Recently, the concept of world model has triggered a wave of enthusiasm, but how can the field of autonomous driving watch the "fire" from afar. A team from the Institute of Automation, Chinese Academy of Sciences, proposed for the first time a new multi-view world model called Drive-WM, aiming to enhance the safety of end-to-end autonomous driving planning.
Website: https://drive-wm.github.io
Paper URL: https ://arxiv.org/abs/2311.17918
The first multi-view prediction and planning autonomous driving world model
In CVPR2023 Autonomous Driving At the seminar, the two major technology giants Tesla and Wayve showed off their black technology, and a new concept called "generative world model" became popular in the field of autonomous driving. Wayve even released the GAIA-1 generative AI model, demonstrating its stunning video scene generation capabilities. Recently, researchers from the Institute of Automation of the Chinese Academy of Sciences have also proposed a new autonomous driving world model - Drive-WM, which realizes a multi-view predictive world model for the first time and is seamlessly integrated with the current mainstream end-to-end autonomous driving planner. .
Drive-WM leverages the powerful generation capabilities of the Diffusion model to generate realistic video scenes.
Imagine that you are driving, and your on-board system is predicting future developments based on your driving habits and road conditions, and generating corresponding visual feedback to guide the selection of trajectory routes. This ability to foresee the future combined with a planner will greatly improve the safety of autonomous driving!
#Forecasting and planning based on multi-view world models.
#The combination of world model and end-to-end autonomous driving improves driving safety
## The #Drive-WM model combines the world model with end-to-end planning for the first time, opening a new chapter in the development of end-to-end autonomous driving.
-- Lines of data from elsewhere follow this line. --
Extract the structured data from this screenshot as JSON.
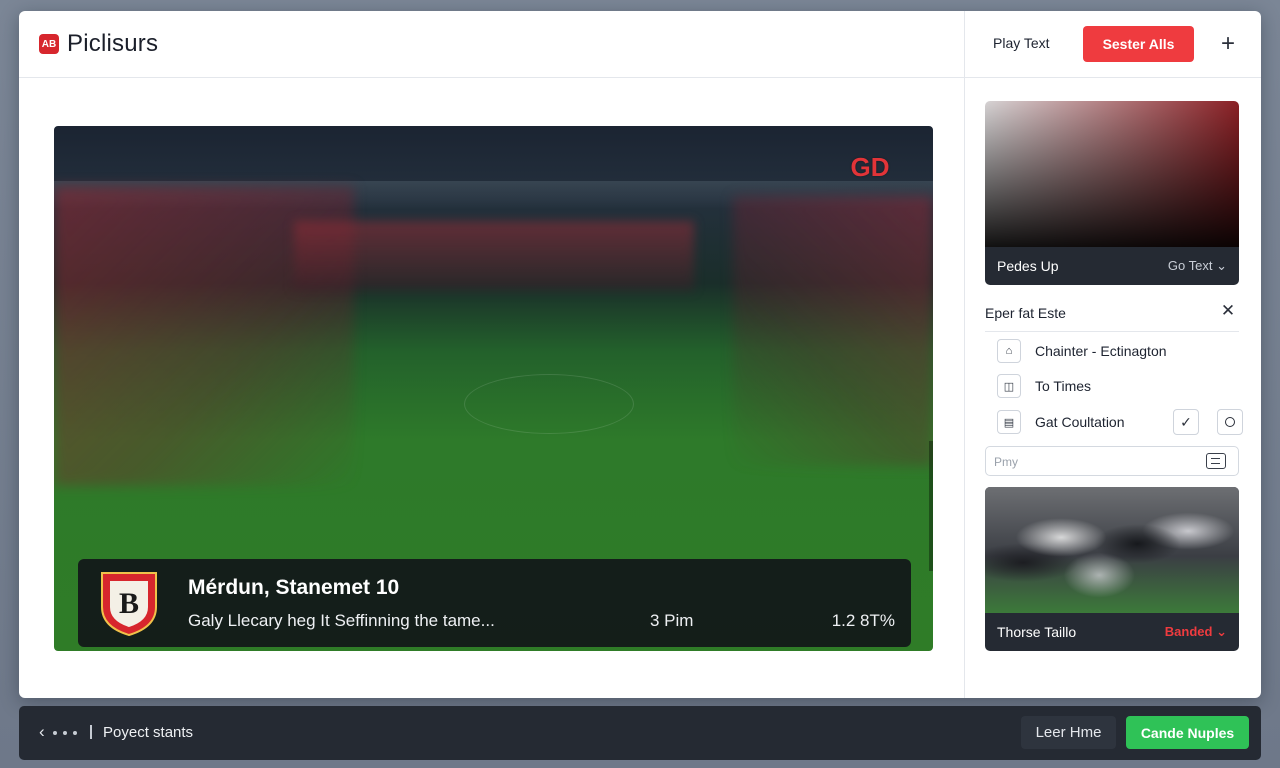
{
  "app": {
    "title": "Piclisurs",
    "logo_text": "AB"
  },
  "header": {
    "play_text": "Play Text",
    "select_button": "Sester Alls",
    "add_icon": "plus-icon"
  },
  "player": {
    "watermark_text": "GD",
    "match_title": "Mérdun, Stanemet 10",
    "match_subtitle": "Galy Llecary heg It Seffinning the tame...",
    "time": "3 Pim",
    "stat": "1.2 8T%",
    "badge_text": "B"
  },
  "sidebar": {
    "color_card": {
      "label": "Pedes Up",
      "select_value": "Go Text"
    },
    "section_title": "Eper fat Este",
    "options": [
      {
        "label": "Chainter - Ectinagton",
        "icon": "home-icon"
      },
      {
        "label": "To Times",
        "icon": "bag-icon"
      },
      {
        "label": "Gat Coultation",
        "icon": "document-icon",
        "checked": true
      }
    ],
    "search": {
      "placeholder": "Pmy",
      "value": ""
    },
    "photo_card": {
      "label": "Thorse Taillo",
      "status": "Banded"
    }
  },
  "footer": {
    "project_status": "Poyect stants",
    "secondary_button": "Leer Hme",
    "primary_button": "Cande Nuples"
  },
  "colors": {
    "accent_red": "#ef3b3f",
    "accent_green": "#2fc257",
    "dark_panel": "#252a33"
  }
}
At each time step, the planner can use the world model to predict possible future scenarios, and then use the image reward function to fully evaluate them.
Adopt the best Estimation method and extended planning tree technology can achieve more effective and safer planning
Drive-WM explores two applications of world models in end-to-end planning through innovative research
1. Demonstrates the use of world models in the face of OOD scene robustness. Through comparative experiments, the author found that the current end-to-end planner's performance is not ideal when facing OOD situations.
The author gives the following picture. When a slight lateral offset is perturbed to the initial position, it is difficult for the current end-to-end planner to output a reasonable planned route.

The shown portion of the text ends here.